By MICHAEL GINGOLD
Writer/director Jennifer Kent has followed up the psychological horrors of her modern classic THE BABADOOK with the historical trauma of THE NIGHTINGALE, and now it has been picked up for U.S. release.
Variety reports that IFC Films, which handled THE BABADOOK Stateside, will do the same for THE NIGHTINGALE, which makes its North American debut at this year’s Sundance Film Festival. NIGHTINGALE, which won the Special Jury Prize and the Marcello Mastroianni award for Best New Young Performer (Baykali Ganambarr) at last year’s Venice International Film Festival, stars Aisling Franciosi as Claire, a young Irish convict in 1825 Tasmania.
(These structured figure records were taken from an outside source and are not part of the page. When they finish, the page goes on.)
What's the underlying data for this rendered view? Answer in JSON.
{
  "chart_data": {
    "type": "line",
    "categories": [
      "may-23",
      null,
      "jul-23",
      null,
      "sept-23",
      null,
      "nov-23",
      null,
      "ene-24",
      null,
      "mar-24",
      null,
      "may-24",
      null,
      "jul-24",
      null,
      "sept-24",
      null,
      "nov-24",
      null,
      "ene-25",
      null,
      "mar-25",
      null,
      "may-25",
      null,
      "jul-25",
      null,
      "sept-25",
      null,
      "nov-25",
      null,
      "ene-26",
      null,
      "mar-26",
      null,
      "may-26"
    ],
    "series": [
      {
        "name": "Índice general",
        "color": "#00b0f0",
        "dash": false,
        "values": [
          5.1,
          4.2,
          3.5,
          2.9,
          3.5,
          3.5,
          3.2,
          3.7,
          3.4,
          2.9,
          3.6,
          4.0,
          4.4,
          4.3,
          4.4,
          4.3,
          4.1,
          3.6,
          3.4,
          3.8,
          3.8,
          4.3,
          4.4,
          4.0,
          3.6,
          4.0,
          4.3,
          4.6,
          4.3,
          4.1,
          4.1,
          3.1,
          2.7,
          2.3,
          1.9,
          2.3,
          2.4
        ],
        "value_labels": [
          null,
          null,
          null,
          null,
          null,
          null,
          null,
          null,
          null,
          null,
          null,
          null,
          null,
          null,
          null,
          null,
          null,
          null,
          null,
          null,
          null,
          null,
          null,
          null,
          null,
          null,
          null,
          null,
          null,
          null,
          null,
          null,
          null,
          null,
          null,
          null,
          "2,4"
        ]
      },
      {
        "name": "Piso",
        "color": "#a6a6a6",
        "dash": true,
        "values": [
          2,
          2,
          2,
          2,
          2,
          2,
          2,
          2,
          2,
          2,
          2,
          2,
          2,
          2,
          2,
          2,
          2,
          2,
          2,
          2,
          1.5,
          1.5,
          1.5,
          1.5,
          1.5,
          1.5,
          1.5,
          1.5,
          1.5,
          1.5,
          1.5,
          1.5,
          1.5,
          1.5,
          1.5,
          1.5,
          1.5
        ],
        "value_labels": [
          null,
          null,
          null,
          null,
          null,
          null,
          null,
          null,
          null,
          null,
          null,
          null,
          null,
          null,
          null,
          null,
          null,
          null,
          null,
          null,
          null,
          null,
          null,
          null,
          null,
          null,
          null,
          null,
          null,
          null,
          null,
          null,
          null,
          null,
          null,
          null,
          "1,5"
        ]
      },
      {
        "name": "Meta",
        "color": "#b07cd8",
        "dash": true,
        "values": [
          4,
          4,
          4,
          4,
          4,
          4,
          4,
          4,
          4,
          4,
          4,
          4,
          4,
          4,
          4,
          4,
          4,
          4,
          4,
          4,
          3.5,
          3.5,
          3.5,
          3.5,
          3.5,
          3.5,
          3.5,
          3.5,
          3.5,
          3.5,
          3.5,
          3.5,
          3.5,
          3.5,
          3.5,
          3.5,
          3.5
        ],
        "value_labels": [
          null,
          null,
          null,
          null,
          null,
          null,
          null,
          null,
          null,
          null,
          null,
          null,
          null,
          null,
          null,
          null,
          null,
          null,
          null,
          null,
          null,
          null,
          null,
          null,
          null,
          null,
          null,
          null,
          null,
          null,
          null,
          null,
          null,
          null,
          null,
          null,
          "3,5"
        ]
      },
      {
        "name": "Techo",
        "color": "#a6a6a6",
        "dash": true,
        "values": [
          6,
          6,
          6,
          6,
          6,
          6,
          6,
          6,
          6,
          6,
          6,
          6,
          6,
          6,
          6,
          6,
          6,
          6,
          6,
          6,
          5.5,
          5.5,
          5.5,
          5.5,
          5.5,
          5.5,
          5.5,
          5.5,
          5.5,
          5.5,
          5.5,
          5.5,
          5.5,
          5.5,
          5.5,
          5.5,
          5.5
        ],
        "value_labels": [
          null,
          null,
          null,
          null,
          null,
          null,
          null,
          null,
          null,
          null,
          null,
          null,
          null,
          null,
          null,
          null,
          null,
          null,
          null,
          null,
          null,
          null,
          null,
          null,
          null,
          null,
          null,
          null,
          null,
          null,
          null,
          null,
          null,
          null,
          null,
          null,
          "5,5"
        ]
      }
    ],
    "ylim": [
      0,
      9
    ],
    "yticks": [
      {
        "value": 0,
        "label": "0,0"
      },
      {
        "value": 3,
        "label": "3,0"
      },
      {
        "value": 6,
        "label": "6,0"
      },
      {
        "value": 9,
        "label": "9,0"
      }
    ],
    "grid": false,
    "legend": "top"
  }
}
After serving her sentence, she is brutalized by a British army officer (Sam Claflin), and sets out through the wilderness to seek vengeance upon him, accompanied by an aboriginal tracker (Ganambarr). “The film is a study on violence and what a violent mind and therefore a violent society can do to damage the human spirit,” Kent tells the trade. “It’s about how we can evolve through and beyond that violence.
“For independent filmmakers these days it’s so important to find someone who will protect the work you do,” she adds. “I was so happy with the way that IFC protected THE BABADOOK and guided it to the right audience.” The distributor is targeting a summer release.